Nigeria-Philippines relations
- Nigeria: Philippines

= Nigeria–Philippines relations =

Nigeria and the Philippines established their bilateral, diplomatic and trade relation in August 1962. Nigeria has an embassy in Manila and the Philippines has an embassy in Abuja.

==History==
Before the establishment of the Nigerian Embassy in Makati, Metro Manila in 1981, the Nigerian Student Union in the Philippines served as the de facto consular office of Nigeria. The Philippines became a destination for Nigerian students as early as the 1960s.

On March 9, 1986, about 100 Nigerian students seized the Nigerian embassy in Makati, Metro Manila to protest against the diplomatic mission's alleged apathy to the plight of the then 400 Nigerians in studying in the country. They protested against the limits of remittances from their families imposed by the Nigerian government.

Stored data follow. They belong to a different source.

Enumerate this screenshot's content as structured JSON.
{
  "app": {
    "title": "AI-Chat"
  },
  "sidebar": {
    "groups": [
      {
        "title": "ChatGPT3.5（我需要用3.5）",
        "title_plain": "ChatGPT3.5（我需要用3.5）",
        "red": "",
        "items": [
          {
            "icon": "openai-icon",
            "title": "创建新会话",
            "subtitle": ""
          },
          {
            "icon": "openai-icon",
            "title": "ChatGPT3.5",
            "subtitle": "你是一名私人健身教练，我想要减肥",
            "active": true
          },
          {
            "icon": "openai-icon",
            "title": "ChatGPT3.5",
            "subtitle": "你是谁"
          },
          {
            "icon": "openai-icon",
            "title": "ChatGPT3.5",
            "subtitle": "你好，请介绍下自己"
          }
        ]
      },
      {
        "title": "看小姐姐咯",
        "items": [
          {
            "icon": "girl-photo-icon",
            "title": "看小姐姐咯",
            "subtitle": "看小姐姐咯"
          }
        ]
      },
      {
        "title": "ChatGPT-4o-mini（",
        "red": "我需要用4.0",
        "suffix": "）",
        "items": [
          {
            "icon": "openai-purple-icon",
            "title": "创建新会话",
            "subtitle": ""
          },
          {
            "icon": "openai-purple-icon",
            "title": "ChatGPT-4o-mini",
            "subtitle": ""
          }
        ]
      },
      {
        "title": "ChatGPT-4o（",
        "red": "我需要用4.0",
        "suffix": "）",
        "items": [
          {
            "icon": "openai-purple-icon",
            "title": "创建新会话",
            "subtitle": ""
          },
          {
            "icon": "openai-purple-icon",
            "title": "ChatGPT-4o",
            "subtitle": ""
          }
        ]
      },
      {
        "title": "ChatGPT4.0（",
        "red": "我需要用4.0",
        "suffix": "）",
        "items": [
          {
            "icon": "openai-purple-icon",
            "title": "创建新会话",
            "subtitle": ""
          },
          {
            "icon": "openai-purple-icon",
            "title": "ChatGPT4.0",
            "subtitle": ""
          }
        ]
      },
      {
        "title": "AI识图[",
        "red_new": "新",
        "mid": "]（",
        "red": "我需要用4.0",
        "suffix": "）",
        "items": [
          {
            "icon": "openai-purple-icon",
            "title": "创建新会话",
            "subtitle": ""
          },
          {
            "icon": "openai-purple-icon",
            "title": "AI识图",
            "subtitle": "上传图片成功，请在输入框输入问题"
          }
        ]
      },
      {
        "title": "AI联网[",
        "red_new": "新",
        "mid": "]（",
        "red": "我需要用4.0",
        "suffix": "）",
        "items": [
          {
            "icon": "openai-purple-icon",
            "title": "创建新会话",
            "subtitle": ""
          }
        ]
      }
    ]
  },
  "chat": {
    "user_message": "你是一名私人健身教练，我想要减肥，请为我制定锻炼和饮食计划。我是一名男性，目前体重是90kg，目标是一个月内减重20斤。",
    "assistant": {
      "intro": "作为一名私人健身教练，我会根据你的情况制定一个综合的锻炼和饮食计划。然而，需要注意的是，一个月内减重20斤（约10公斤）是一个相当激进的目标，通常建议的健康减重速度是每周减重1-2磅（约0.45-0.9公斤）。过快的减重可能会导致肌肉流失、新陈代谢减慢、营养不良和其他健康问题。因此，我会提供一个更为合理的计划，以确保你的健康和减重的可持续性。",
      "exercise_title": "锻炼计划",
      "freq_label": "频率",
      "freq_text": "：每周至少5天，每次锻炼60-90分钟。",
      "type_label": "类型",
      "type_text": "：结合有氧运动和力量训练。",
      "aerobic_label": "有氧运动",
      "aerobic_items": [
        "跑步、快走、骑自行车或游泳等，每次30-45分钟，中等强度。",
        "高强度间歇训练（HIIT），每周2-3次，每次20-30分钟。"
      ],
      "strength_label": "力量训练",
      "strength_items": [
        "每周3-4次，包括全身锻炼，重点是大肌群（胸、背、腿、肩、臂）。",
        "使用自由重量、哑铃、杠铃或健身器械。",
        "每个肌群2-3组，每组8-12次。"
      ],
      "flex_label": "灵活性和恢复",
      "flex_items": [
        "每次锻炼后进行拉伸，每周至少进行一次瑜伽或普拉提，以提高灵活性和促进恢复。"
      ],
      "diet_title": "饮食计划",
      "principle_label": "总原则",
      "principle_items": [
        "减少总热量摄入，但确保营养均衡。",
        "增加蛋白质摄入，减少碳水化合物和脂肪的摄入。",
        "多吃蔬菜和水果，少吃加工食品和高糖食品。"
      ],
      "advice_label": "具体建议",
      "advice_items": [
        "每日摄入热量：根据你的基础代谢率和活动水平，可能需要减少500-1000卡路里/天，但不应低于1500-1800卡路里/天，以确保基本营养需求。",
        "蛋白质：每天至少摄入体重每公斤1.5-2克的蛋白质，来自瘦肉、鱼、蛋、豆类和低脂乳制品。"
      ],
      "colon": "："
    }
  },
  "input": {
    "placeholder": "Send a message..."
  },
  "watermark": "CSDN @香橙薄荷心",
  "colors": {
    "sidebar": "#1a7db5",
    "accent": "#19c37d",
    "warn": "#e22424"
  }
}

The Philippines previously imposed a deployment ban to Nigeria due to incidents of kidnappings of Filipino seafarers in the Niger Delta between 2006 and 2009 but has since been lifted after the Philippines recognized that the insurgency in the Delta has been properly addressed.

In 2012, the Nigerian government rued the poor trade relations it had with the government of the Philippines. Thereby calling for more active steps to be taken by both countries to further strengthen and deepen their existing ties in necessary areas. Nigerian Foreign Minister Professor Viola Onwuliri told an audience at the second edition of Nigeria–Philippines Joint Commission held in Abuja that in spite of the long-standing relations between both countries, the economic and trade relations have been quite low.

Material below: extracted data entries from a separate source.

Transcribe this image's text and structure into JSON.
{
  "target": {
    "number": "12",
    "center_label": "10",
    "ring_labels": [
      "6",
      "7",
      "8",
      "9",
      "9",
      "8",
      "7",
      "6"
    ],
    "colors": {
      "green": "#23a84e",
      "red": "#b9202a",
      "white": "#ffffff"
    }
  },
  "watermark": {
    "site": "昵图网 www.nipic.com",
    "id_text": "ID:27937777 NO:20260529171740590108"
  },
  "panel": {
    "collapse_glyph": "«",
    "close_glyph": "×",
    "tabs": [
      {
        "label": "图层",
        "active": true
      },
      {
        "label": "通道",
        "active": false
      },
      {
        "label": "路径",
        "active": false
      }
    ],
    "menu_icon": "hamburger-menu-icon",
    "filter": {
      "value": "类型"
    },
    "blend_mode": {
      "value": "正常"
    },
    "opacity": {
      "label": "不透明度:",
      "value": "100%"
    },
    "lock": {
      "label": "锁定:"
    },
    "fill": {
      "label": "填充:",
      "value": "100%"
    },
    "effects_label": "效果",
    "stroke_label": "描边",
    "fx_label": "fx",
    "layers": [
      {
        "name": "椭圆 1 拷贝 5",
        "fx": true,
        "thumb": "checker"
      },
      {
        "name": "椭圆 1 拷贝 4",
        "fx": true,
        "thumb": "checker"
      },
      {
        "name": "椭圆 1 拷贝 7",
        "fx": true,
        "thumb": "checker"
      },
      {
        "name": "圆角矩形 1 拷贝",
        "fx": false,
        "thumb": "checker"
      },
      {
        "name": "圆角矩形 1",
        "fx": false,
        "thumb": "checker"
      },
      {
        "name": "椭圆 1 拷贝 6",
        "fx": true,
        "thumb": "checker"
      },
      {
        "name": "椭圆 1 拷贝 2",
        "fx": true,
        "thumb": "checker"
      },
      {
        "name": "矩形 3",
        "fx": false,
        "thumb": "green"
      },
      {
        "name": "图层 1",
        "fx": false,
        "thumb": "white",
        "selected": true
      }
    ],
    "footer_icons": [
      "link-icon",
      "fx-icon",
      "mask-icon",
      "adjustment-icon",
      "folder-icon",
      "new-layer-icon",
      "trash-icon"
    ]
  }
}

In 2015, the Nigerian government started the Water Supply Support Project to provide clean drinking water, water filtration and rainwater harvesting to areas affected by Typhoon Haiyan. Several Philippine companies have moved to Nigeria between 2012 and 2016, and some of these companies entered the Nigerian market with the help of the Nigerian Embassy in Manila Tacloban, which promoted and facilitated investment opportunities.

==Migration ==
Nigerians began to go to the Philippines for their studies in the 1960s.

Nigeria continues to be a hub for Overseas Filipinos primarily workers involved in the oil, gas and construction industry of the country.

As of 2011, there were 7,240 Filipinos in Nigeria, mostly professionals and spouses of Nigerian nationals.

As of 2014, about 8,000 Nigerians are studying in the Philippines.
==Resident diplomatic missions==
- Nigeria has an embassy in Manila.
- the Philippines has an embassy in Abuja.